The American Farm Bureau Federation March 3 said it supports a Bureau of Land Management proposal for streamlining rules covering regulation of livestock grazing on federal lands.

"We support BLM efforts to cut red tape so that more time and effort is devoted to on-ground improvements," said AFBF President Bob Stallman. "We also support efforts to provide greater flexibility to land managers and ranchers, while at the same time improving land conservation."

In a letter to BLM, Farm Bureau said one of the agency's proposed changes would benefit ranchers by allowing them to have a title interest in range improvements they construct on their grazing allotments.

"Farmers and ranchers who construct range improvements should have an ownership interest in them," said Stallman. "They should be able to list range improvements that they build and pay for as assets on their balance sheets when applying for bank loans."

Stallman said Farm Bureau also supports a change in regulations that would make ownership of water rights on BLM lands more consistent with state laws. Water rights should only be acquired through the process established by state water law, he said.
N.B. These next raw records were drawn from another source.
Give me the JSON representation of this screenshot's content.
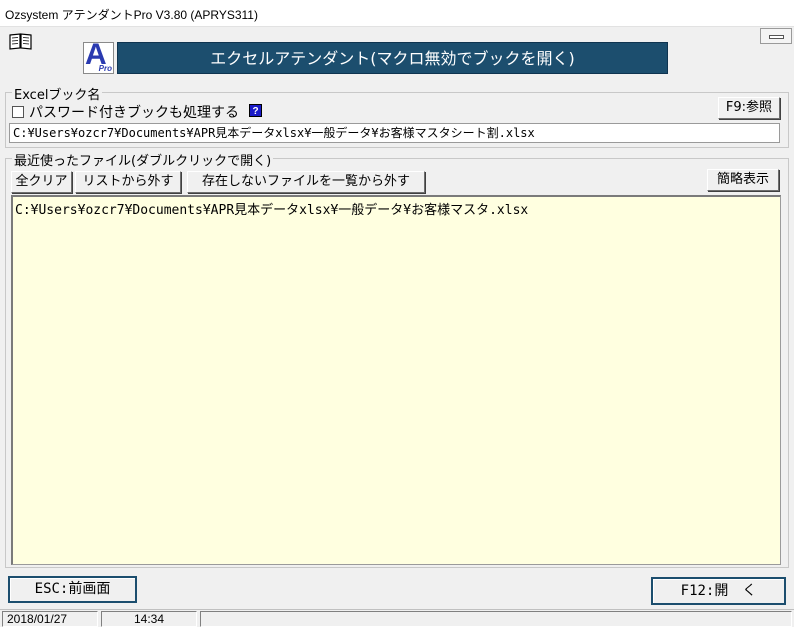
{
  "window": {
    "title": "Ozsystem アテンダントPro V3.80 (APRYS311)"
  },
  "header": {
    "logo_letter": "A",
    "logo_sub": "Pro",
    "banner": "エクセルアテンダント(マクロ無効でブックを開く)"
  },
  "workbook": {
    "group_label": "Excelブック名",
    "password_checkbox_label": "パスワード付きブックも処理する",
    "password_checkbox_checked": false,
    "help_icon": "?",
    "browse_button": "F9:参照",
    "path_value": "C:¥Users¥ozcr7¥Documents¥APR見本データxlsx¥一般データ¥お客様マスタシート割.xlsx"
  },
  "recent": {
    "group_label": "最近使ったファイル(ダブルクリックで開く)",
    "clear_all_button": "全クリア",
    "remove_button": "リストから外す",
    "remove_missing_button": "存在しないファイルを一覧から外す",
    "compact_view_button": "簡略表示",
    "files": [
      "C:¥Users¥ozcr7¥Documents¥APR見本データxlsx¥一般データ¥お客様マスタ.xlsx"
    ]
  },
  "footer": {
    "esc_button": "ESC:前画面",
    "open_button": "F12:開　く"
  },
  "status": {
    "date": "2018/01/27",
    "time": "14:34"
  },
  "colors": {
    "banner_bg": "#1c4e6e",
    "list_bg": "#ffffe0",
    "logo_accent": "#2a3ab0",
    "help_icon_bg": "#1a1ac8"
  }
}
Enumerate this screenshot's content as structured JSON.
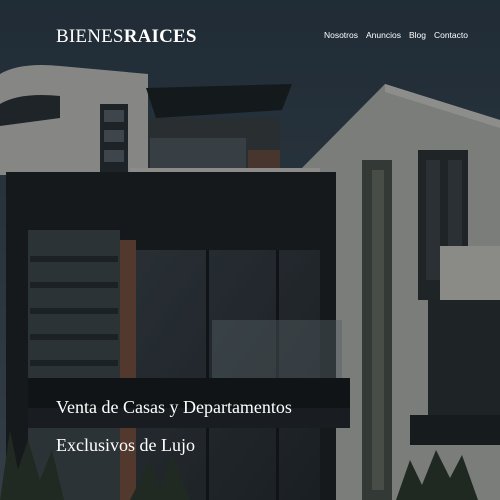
{
  "brand": {
    "light": "BIENES",
    "bold": "RAICES"
  },
  "nav": {
    "items": [
      {
        "label": "Nosotros"
      },
      {
        "label": "Anuncios"
      },
      {
        "label": "Blog"
      },
      {
        "label": "Contacto"
      }
    ]
  },
  "hero": {
    "line1": "Venta de Casas y Departamentos",
    "line2": "Exclusivos de Lujo"
  }
}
BLM's proposal to restore the concept of "grazing preference" as it was defined in the Taylor Grazing Act of 1934 also would benefit ranchers, according to Farm Bureau.

"This change will give ranchers a greater degree of certainty in the amounts of grazing forage that they might be able to use in a period of time," Stallman said. "It provides ranchers with a better basis on which to make decisions regarding the size of their operations."